Un contexto cultural que no nos haga felices es una civilización cuando menos maltratante. Stendhal distinguía entre ellas una gradación jerárquica en función de su distinta capacidad para procurarnos el arte y el gozo de hacernos felices. Los gitanos, por cierto, siempre lo fueron hasta que incorporaron a su cultura lo más perverso de la nuestra.

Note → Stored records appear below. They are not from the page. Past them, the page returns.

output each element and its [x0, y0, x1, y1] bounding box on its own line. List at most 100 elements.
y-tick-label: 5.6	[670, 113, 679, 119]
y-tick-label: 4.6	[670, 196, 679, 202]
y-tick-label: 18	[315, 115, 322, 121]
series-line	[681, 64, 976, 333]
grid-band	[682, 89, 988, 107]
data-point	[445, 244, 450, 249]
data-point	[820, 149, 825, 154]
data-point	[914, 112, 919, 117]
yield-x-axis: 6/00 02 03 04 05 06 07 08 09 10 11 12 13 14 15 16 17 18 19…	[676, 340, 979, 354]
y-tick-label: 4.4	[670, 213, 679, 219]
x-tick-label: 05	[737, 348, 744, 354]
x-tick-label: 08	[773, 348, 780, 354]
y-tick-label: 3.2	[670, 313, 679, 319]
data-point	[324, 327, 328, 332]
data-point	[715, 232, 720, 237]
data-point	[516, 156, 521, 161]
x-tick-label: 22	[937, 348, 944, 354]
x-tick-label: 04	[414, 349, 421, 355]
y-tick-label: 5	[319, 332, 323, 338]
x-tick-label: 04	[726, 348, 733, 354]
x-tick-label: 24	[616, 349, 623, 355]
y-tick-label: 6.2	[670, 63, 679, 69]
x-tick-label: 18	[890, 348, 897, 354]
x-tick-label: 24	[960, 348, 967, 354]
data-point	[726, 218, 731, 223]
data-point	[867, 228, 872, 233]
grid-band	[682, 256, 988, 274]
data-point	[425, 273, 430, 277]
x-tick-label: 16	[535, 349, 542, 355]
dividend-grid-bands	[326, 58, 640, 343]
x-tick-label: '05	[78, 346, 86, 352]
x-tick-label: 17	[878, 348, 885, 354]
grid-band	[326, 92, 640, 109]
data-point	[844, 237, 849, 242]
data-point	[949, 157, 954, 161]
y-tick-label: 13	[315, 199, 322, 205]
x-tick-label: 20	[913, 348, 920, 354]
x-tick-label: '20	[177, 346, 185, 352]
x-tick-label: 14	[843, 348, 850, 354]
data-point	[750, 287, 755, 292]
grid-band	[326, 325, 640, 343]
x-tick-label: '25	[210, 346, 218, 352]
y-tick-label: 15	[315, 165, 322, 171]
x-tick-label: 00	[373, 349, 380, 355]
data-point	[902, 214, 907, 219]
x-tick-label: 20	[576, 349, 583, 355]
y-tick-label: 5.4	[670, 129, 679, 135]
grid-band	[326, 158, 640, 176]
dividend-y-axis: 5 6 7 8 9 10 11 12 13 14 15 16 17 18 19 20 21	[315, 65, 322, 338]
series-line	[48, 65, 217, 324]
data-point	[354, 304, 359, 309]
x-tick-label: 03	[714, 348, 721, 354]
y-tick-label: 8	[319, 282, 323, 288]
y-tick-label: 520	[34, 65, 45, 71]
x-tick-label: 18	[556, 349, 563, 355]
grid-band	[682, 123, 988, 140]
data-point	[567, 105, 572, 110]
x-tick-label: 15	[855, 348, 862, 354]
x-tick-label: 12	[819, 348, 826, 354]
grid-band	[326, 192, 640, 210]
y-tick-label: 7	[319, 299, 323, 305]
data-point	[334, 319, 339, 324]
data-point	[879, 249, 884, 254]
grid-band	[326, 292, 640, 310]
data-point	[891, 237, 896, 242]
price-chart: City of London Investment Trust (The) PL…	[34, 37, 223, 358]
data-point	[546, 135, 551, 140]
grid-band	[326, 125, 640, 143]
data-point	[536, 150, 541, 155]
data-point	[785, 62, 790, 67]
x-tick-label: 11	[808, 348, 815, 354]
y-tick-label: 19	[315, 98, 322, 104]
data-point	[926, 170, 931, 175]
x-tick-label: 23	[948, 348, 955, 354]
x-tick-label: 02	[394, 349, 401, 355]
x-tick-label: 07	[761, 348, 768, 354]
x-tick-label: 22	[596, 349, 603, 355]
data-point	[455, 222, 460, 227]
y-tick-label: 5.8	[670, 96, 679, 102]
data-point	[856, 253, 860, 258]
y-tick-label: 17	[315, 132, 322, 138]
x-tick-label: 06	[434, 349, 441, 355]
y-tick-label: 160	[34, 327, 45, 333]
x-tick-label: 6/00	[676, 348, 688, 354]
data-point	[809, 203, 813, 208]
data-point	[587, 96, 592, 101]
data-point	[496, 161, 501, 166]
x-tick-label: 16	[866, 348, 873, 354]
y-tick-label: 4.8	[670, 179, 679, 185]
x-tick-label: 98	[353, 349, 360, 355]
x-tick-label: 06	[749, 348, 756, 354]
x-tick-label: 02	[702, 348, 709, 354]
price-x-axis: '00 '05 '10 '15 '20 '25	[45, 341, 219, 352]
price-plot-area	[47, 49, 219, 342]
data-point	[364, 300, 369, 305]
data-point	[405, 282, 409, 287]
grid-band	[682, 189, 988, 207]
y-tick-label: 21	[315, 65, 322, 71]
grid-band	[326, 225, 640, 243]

Ir de barbacoa se ha convertido en una especie de fiesta ritual. Algo parecido a ir de caza pero sin matar animales. El sacrificio de la res se produjo a escondidas, previamente, delegando en terceros. Se realiza de una manera taimada, a escondidas. En la caza, en cambio, el asunto se despacha sin tapujos, sin paliativos. Todos mantenemos con los otros animales una relación bastante paradójica. El resultado final es siempre el mismo. Un animal muere para servir de alimento a otro. Y eso es todo. Siendo así las cosas, resulta poco entendible que el cazador, por ejemplo, sea un terrorista, depravado moral con bombas de mano escondidas bajo el chaleco, mientras que quien se come el conejo, induciendo a otros a su muerte, sea un santo varón. Claro que hay un alguien todavía más pintoresco. Me refiero a los vegetarianos, esos comensales verdaderamente atípicos. Con una visión bastante hortelana del mundo, pretenden restringir la vida al reino animal.

La celebración de una barbacoa recrea, sin duda, nuestro pasado más ancestral. El asador es un altar, una especie de ara para agnósticos, dispuesto para el ritual del sacrificio, para la comunión grupal. Se abandonan por un día los métodos complejos de elaboración del alimento para regresar a los cimientos gastronómicos. Compartir la carne asada, sin sofisticaciones y en precario, en medio del campo, nos convierte por un tiempo en más primitivos, en el buen sentido de la palabra. Incluso a esos que visten chandal y zapatillas y que, en el campo, ni ven ni oyen ni entienden que exista, también, el universo de animales y plantas del que formamos parte.